All of these are the brainchild of Sy, who completed a business degree as a working student in General Santos City. He ventured into palay, corn and fish trading, and restaurant business during his younger years.
As an agricultural learning site, Sebul Farm hosts seminars where Sy, who is married to Mayette, a retired flight attendant, shares his knowledge on cacao farming and processing techniques. Up to 30 people can be accommodated in one seminar.
Sharing accommodations include A-houses, so called because they are patterned after letter “A.”
Guests can also enjoy a dip in the cold infinity pool with a view of the horizon.
Sebul Farm placed second during the first regional edible ornamental landscaping contest conducted by the regional offices of the DOT and the ATI, in partnership with Villar Foundation Inc. in 2018.
Sy encourages farmers not to sell but process their products “because that’s where the big money is.”
As an example, he said a sack of corn could fetch only P500 when sold to a trader, but it could turn in P5,000 when processed into corn bits for snacks, or “pulutan” (bar chow or appetizer).
“Farmers should harvest and process their crops. They need to be innovative and imaginative. Even if their harvest is small, their income will become bigger if they give their product more value-added,” Sy said. “The problem with most small farmers is that they want instant cash so they sell their crops to the traders right after harvest.”
Sebul Farm provides a stable livelihood to at least seven families who till the farm, or attend to guests.
Jose Rudy Muyco, the “cacao doctor” at Sebul Farm, said the place had been sharing cacao farming and processing techniques for free to natives who were willing to learn but couldn’t pay for the training cost.
“The farm’s mature cacao plants cover a hectare and we are continuously planting the crop as a showcase to cacao farmers and visitors.
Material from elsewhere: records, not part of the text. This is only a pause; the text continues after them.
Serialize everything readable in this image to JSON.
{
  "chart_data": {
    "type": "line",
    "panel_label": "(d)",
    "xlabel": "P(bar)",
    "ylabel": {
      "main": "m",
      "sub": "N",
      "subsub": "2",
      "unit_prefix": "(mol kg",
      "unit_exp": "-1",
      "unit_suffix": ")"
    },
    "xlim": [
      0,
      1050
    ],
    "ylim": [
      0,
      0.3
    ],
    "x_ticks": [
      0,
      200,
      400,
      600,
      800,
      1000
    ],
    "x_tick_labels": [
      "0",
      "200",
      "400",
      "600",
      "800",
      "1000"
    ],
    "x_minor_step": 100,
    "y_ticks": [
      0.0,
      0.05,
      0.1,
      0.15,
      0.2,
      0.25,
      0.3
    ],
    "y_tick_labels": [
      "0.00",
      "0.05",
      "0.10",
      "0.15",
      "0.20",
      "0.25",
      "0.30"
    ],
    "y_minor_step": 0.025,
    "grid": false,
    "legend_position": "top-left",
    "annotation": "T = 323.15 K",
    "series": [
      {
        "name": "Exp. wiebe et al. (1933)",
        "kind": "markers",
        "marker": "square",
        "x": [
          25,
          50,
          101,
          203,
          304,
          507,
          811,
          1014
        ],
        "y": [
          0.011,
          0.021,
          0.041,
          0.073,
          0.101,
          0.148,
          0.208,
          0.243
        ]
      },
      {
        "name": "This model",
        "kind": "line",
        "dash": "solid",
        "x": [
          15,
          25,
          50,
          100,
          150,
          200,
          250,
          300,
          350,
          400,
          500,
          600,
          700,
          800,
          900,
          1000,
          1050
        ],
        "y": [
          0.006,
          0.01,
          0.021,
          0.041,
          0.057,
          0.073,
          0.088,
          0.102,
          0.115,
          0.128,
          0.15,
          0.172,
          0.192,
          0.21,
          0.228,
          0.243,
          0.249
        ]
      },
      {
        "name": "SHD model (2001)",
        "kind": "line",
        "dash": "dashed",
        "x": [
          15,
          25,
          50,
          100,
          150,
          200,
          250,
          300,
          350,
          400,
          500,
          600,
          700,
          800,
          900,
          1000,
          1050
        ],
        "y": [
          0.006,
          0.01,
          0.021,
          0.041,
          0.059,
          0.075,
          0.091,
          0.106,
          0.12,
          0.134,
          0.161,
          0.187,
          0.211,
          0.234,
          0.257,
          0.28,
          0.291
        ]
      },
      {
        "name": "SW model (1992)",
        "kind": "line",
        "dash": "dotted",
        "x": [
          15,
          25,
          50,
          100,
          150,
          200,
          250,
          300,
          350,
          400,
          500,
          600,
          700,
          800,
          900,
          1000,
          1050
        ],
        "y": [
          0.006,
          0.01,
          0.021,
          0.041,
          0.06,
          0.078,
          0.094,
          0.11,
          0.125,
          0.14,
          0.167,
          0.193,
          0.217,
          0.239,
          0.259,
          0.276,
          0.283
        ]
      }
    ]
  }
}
In total, we have planted more than 3,000 cacao trees,” he said.
Sebul Farm has also been accommodating on-the-job-trainees from lowland agricultural schools, and teaching them not just the production and processing of cacao but also other crops.
Sy considers Sebul Farm the crown of his passion for farming. It gives him and his wife spiritual and financial solace in their twilight years even as they share their cozy place for others to learn farming, or to simply to chill from the rigors of urban living.